Ага! Стало быть, теперь от «ли – ри» переходим к «де – же»… Тоже неслабое испытание для наших еле ворочающихся языков… Родная японская фонетика требует от нас добавлять после «д» едва уловимый звук «з» – мы по-другому не можем, нас так мама с папой и детсад со школой учит. От этого презренные российские «деньги» в нашем исполнении звучат как «дзениги», не говоря уже об их гневном русском «ж» – низком, тяжелом и абсолютно невоспроизводимом, поскольку у нас, в японском, ничего похожего на этот грозный звук нет.

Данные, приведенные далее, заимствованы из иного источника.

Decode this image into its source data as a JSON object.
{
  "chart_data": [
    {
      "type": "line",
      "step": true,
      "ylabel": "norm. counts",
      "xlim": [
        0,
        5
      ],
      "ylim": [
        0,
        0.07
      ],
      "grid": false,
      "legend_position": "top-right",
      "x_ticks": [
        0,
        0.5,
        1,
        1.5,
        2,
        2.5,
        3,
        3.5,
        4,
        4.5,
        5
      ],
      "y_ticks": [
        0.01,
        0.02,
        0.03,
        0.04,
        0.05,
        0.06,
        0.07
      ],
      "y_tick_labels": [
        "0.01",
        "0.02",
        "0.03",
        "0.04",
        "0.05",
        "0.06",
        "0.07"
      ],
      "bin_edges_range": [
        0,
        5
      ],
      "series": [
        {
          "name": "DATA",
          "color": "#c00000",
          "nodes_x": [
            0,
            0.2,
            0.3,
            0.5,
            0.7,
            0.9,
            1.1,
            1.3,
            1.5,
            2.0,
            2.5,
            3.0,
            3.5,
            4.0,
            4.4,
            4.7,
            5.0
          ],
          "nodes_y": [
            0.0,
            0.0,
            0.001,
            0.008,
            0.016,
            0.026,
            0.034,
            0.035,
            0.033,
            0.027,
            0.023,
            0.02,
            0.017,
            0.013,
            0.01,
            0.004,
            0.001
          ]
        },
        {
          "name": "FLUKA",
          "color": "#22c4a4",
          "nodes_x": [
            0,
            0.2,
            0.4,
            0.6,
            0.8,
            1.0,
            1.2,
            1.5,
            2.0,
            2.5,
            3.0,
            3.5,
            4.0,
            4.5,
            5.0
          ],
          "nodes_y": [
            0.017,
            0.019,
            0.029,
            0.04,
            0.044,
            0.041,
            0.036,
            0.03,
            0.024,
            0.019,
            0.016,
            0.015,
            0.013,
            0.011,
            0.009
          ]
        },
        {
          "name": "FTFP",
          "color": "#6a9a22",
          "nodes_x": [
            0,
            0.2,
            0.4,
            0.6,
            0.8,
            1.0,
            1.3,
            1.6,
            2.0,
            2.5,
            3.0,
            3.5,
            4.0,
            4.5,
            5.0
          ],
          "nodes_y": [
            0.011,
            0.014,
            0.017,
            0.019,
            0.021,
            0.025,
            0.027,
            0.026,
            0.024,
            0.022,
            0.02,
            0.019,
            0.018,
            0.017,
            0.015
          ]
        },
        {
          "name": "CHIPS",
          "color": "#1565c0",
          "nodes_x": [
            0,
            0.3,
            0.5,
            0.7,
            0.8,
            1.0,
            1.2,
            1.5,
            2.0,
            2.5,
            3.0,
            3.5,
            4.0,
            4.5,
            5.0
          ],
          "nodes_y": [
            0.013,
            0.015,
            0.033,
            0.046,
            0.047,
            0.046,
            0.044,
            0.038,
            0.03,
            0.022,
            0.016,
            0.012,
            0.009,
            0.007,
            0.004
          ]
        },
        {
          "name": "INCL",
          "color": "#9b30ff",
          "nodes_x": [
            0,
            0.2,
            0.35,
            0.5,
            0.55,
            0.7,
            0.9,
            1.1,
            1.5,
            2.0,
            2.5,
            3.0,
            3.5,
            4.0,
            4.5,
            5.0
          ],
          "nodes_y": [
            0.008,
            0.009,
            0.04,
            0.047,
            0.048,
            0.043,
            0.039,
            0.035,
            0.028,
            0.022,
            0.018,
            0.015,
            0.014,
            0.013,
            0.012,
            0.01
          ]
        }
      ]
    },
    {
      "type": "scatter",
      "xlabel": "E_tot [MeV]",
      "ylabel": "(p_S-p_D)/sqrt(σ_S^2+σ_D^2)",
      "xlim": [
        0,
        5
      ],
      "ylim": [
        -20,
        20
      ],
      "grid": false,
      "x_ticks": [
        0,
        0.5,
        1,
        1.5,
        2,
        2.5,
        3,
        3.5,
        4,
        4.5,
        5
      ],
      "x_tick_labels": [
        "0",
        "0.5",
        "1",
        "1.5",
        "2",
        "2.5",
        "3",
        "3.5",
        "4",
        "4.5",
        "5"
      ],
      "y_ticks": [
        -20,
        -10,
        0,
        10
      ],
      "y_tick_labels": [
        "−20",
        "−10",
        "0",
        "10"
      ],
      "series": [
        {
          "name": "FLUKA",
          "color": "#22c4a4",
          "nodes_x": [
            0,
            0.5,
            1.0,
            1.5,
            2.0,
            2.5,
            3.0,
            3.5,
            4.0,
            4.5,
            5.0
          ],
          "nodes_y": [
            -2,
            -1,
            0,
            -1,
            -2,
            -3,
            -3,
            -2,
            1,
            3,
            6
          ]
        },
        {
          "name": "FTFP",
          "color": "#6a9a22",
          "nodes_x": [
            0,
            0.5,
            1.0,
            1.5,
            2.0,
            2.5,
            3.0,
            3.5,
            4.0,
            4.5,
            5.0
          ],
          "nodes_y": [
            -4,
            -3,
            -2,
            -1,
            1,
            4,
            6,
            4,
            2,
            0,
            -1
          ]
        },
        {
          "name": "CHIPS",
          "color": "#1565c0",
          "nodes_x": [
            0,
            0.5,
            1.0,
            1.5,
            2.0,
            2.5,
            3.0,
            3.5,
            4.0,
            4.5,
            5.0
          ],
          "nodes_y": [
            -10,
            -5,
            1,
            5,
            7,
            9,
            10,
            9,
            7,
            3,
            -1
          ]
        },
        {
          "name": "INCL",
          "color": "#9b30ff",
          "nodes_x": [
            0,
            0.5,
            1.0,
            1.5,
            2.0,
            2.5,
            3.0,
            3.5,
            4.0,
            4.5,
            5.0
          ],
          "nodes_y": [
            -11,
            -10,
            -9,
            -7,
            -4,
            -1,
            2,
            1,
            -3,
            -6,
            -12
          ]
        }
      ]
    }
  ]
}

«Чи фущю дзизюни торудзиси начюдзюно…» – пыжится передо мной широкоплечий сержант – Исимура, кажется… – из Немуро (тоже кажется…), и я вижу, как у него под черным ежиком от неимоверного интеллектуального напряжения багровеет кожа на затылке. А мои набухшие апрельскими вербными почками веки продолжают неумолимо смежаться, и вот еще секунду назад более или менее отчетливый силуэт крепкого в мышцах и воле и широкого в кости и душе Ганина вдруг начинает терять свои конкретные черты, и я перестаю различать на лучезарном лице доморощенного пиита его самоупоенные серые очи… Главное в этом деле – не умение произносить «де» вместо «дзе», главное – не уронить чугунную голову на хрупкий столик. «Уменье спать и видеть сны…» Это уже не Ганин и не Байрон, а другой… Помню еще: «Антон Павлович (он же, кстати, Палыч) Чехов, «Спать хочется»… Был бы чужой – давно убил бы, придушил – и дело с концом, как у этого-самого ихнего циничного Палыча, но тут все-таки Ганин, все-таки десять лет относительно крепкой мужской дружбы – авантюрной и бесшабашной, без всяких там «ты мне – я тебе», «человек человеку – друг, товарищ и медбрат» и «все братья – сестры», без сентиментальных соплей и панибратских излишеств. А так, был бы не свой – придушил бы пухлой перьевой подушкой, чтоб не докапывался со своей фонетикой, – и все, и никаких там хозяйственных Ларис с клейким рисом и лишних денег со скаредных небес…
И тут вдруг, как непременное напоминание о непреклонных, скупящихся на деньги и свободу небесах или, скорее, как непритязательная прелюдия к изощренной мести за черные мысли о ближнем и старые песни о главном, – удар в самое сердце: сперва – легкий интимный тычок под левый сосок, а за ним – долгое нервное поколачивание, как будто эта маленькая серебристая сволочь решила пробить всепроникающим электричеством и порожденным им могучим магнетизмом мою грудную клетку и в прямом смысле слова докопаться до щепетильного источника моих душевных невзгод и духовных исканий. И не поймешь сначала: то ли это волшебное избавление от бесконечной языковой пытки, то ли садистская утеха карманного тюремщика, не дающего бедному заключенному уснуть в течение нескольких дней. Одно только понятно наверняка: я правильно сделал, что перед началом урока отключил в мобильнике звонок и переставил его на вибратор, иначе сейчас Ганин услышал бы подаренную им же нехитрую мелодию о праздной прогулке какого-то длинношеего оболтуса по летней Москве из древнего черно-белого фильма эпохи Москвошвея-Моссельпрома, под которую бодренько взбегает по эскалатору метро их тогда еще безусый и вменяемый Никита Михалков.